Il ruolo dei farmacisti nel controllo della pressione nella malattia renale cronica

L’ipertensione e la malattia renale cronica sono conosciute come “killer silenziosi” in quanto condizioni asintomatiche e fattori di rischio per patologie cardiovascolari, ictus, insufficienza renale, disabilità varie e morte prematura. Il raggiungimento di un target ideale di pressione sanguigna può ridurre enormemente il rischio associato a malattia renale cronica. Nella meta-analisi di Nakanishi et al pubblicata lo scorso agosto sulla rivista scientifica Journal of clinical pharmacy and therapeutics, i ricercatori hanno valutato l’impatto dell’intervento del farmacista sul controllo della pressione arteriosa e l’utilità del telemonitoraggio domiciliare della pressione.

Studi precedenti avevano indagato l’efficacia di vari metodi di assistenza a soggetti adulti affetti da ipertensione e malattia renale cronica che coinvolgevano team composti da farmacisti e infermieri. Gli scopi erano raggiungere una stretta collaborazione tra i membri dello staff medico, rendere ottimali i trattamenti farmacologici e assicurare l’aderenza del paziente alle terapie proposte. Da queste analisi è emerso come i farmacisti giochino un ruolo chiave nel controllo del regime terapeutico. Porre degli obiettivi di pressione sanguigna è essenziale nella gestione dell’ipertensione e il rilevamento a lungo termine dei valori pressori sarebbe bene includesse il telemonitoraggio a domicilio. In questo contesto, l’intervento del farmacista è risultato particolarmente efficace, anche nel fornire consulenze sullo stile di vita da adottare. Fino alla pubblicazione dello studio in oggetto, non esisteva alcuna analisi che valutasse in maniera specifica l’entità dell’intervento del farmacista nella gestione della pressione arteriosa in pazienti con malattia renale cronica.
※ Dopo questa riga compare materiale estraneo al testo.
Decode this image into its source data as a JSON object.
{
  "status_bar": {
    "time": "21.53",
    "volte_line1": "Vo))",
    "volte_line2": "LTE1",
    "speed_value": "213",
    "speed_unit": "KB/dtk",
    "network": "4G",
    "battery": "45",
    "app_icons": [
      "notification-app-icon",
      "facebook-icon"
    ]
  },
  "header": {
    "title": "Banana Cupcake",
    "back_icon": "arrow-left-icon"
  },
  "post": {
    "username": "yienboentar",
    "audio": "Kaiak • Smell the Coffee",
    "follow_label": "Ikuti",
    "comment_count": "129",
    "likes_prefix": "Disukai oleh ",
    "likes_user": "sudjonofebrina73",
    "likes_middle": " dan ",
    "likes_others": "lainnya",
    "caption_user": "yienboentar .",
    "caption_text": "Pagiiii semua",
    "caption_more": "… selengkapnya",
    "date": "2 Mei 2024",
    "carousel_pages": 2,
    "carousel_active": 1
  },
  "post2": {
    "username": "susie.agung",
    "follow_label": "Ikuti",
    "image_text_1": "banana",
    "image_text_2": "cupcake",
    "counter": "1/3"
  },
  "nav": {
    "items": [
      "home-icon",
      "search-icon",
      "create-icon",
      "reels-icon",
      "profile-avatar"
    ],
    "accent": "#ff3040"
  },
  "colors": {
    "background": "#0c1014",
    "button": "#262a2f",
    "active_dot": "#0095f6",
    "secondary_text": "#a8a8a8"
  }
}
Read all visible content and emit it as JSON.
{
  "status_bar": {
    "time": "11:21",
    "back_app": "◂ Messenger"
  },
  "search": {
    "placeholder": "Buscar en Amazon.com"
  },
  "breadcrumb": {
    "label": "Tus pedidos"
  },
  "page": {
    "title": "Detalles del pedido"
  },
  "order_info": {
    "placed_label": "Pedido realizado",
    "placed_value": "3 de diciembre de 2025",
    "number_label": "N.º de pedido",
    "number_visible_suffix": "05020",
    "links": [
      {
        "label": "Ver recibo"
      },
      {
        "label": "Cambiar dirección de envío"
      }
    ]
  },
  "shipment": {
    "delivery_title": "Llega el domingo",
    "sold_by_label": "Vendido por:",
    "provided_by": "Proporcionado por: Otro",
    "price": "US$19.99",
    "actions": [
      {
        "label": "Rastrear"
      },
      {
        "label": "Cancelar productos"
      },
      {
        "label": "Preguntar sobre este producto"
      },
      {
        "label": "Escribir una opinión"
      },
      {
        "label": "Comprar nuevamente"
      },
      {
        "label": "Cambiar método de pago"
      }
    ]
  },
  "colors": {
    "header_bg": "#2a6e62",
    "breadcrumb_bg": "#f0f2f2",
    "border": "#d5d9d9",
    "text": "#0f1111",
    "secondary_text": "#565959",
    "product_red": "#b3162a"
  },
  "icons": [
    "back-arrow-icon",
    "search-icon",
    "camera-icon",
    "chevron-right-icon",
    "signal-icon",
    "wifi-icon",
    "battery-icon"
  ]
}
La presente meta-analisi è stata condotta nel maggio 2020 effettuando una ricerca all’interno di cinque database. Su PubMed/Medline, Scopus, Embase e Cochrane library e utilizzando Google scholar come ulteriore fonte sono stati cercati gli articoli pubblicati tra il gennaio 1972 e il marzo 2019. Per individuare i trial controllati randomizzati riguardanti gli interventi dei farmacisti nel controllo della pressione arteriosa in pazienti adulti ipertesi affetti da patologia renale, la ricerca ha incluso i termini “malattia renale cronica”, “farmacista”, “pressione sanguigna” e “trial controllato randomizzato”. Gli studi rilevanti sono stati passati in rassegna e selezionati da due farmacisti con esperienza nella farmacoterapia della malattia renale. Nella meta-analisi sono stati inclusi sei trial controllati randomizzati per un totale di 2573 pazienti con un’età media di 66 anni e per il 63.9% di sesso maschile. Quattro studi sono stati condotti in una clinica di cure primarie e due in un ambulatorio medico situati negli Stati Uniti.

È risaltato come l’assistenza del farmacista associata al telemonitoraggio a domicilio della pressione sanguigna abbia portato ad un miglioramento significativo nel controllo della pressione in questi gruppi di soggetti con pluripatologie, ad alto rischio per eventi cardiovascolari. Inoltre, l’automonitoraggio del paziente attraverso l’uso di strumenti di telemedicina a seguito delle spiegazioni del farmacista potrebbe accrescere la capacità del paziente stesso di gestire la propria condizione. Per garantire la qualità dell’intervento, dovrebbe essere prevista una formazione appropriata per i farmacisti coinvolti.